A lot of people in muniland have asked me how much the bonds of Puerto Rico’s electric monopoly Prepa will recover if they are restructured. I’ve thrown out a few numbers, but I don’t have an analytical tool to do a proper cash flow analysis. Chris Foster, managing director of New Oak, has published an open source model (download middle right of page – XLSM file) that allows one to adjust various inputs like fuel prices and electric rates to estimate the level of debt service that Prepa can support.
New Oak put most of Prepa’s historical financial data into the spreadsheet and creates scenarios that can be adjusted to estimate how much bondholders will have to be cut.

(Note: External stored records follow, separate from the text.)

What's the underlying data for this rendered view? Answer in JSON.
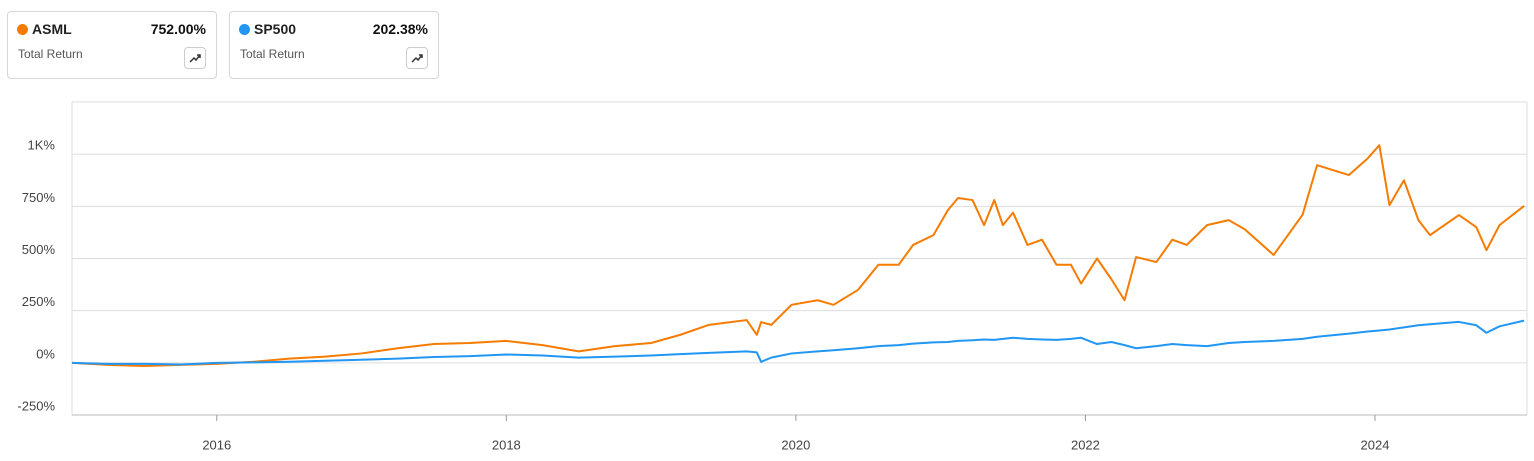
{
  "chart_data": {
    "type": "line",
    "x": [
      2015,
      2015.25,
      2015.5,
      2015.75,
      2016,
      2016.25,
      2016.5,
      2016.75,
      2017,
      2017.25,
      2017.5,
      2017.75,
      2018,
      2018.25,
      2018.5,
      2018.75,
      2019,
      2019.2,
      2019.4,
      2019.66,
      2019.73,
      2019.76,
      2019.83,
      2019.97,
      2020.15,
      2020.26,
      2020.43,
      2020.57,
      2020.71,
      2020.81,
      2020.95,
      2021.05,
      2021.12,
      2021.22,
      2021.3,
      2021.37,
      2021.43,
      2021.5,
      2021.6,
      2021.7,
      2021.8,
      2021.9,
      2021.97,
      2022.08,
      2022.18,
      2022.27,
      2022.35,
      2022.49,
      2022.6,
      2022.7,
      2022.84,
      2022.99,
      2023.1,
      2023.3,
      2023.5,
      2023.6,
      2023.82,
      2023.95,
      2024.03,
      2024.1,
      2024.2,
      2024.3,
      2024.38,
      2024.58,
      2024.7,
      2024.77,
      2024.86,
      2025.03
    ],
    "series": [
      {
        "name": "ASML",
        "color": "#f57c00",
        "metric": "Total Return",
        "total_return": {
          "value": 752,
          "label": "752.00%"
        },
        "values": [
          0,
          -10,
          -15,
          -10,
          -5,
          5,
          20,
          30,
          45,
          70,
          90,
          95,
          105,
          85,
          55,
          80,
          95,
          134,
          182,
          205,
          134,
          195,
          182,
          278,
          300,
          278,
          350,
          470,
          470,
          565,
          612,
          732,
          790,
          780,
          660,
          780,
          660,
          720,
          565,
          590,
          470,
          470,
          380,
          500,
          400,
          300,
          507,
          483,
          590,
          565,
          660,
          684,
          640,
          517,
          710,
          947,
          900,
          980,
          1043,
          756,
          875,
          684,
          612,
          708,
          650,
          540,
          660,
          752
        ]
      },
      {
        "name": "SP500",
        "color": "#2196f3",
        "metric": "Total Return",
        "total_return": {
          "value": 202.38,
          "label": "202.38%"
        },
        "values": [
          0,
          -5,
          -5,
          -8,
          0,
          2,
          5,
          10,
          15,
          20,
          28,
          32,
          40,
          35,
          25,
          30,
          35,
          42,
          48,
          55,
          50,
          5,
          25,
          45,
          55,
          60,
          70,
          80,
          85,
          92,
          98,
          100,
          105,
          108,
          112,
          110,
          115,
          120,
          115,
          112,
          110,
          115,
          120,
          90,
          100,
          85,
          70,
          80,
          90,
          85,
          80,
          95,
          100,
          105,
          115,
          125,
          140,
          150,
          155,
          160,
          170,
          180,
          185,
          196,
          180,
          144,
          175,
          202.38
        ]
      }
    ],
    "xlim": [
      2015,
      2025.05
    ],
    "xticks": [
      2016,
      2018,
      2020,
      2022,
      2024
    ],
    "ylim": [
      -250,
      1250
    ],
    "yticks": [
      {
        "value": -250,
        "label": "-250%"
      },
      {
        "value": 0,
        "label": "0%"
      },
      {
        "value": 250,
        "label": "250%"
      },
      {
        "value": 500,
        "label": "500%"
      },
      {
        "value": 750,
        "label": "750%"
      },
      {
        "value": 1000,
        "label": "1K%"
      }
    ],
    "grid": true
  }
}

Foster explained that his firm, a subadvisor to funds and financial institutions, was hearing a lot of uninformed theories about Prepa. He thought modeling the potential outcomes would be helpful. His firm and their clients do not own Prepa bonds. Foster said that it was time for everyone involved “to look at the math.”
Foster says statements like Puerto Rico Governor Alejandro García Padilla’s that he wanted to sue raters were made to give local residents a target for their anger, but bondholders should ignore the rhetoric. He welcomes feedback from market participants about his open source model. Foster also told me that municipal analysts should start doing more fundamental credit analysis like distressed debt analysts.
I talked to Shawn O’Leary, Nuveen Asset Management senior vice president, about Foster’s model. He believes the concept is a great idea, but O’Leary doesn’t think that a Prepa restructuring would be about cash flows. Instead, it would be about protecting the liquidity of the Government Development Bank (GDB), which has been operating as the government cash slush for years.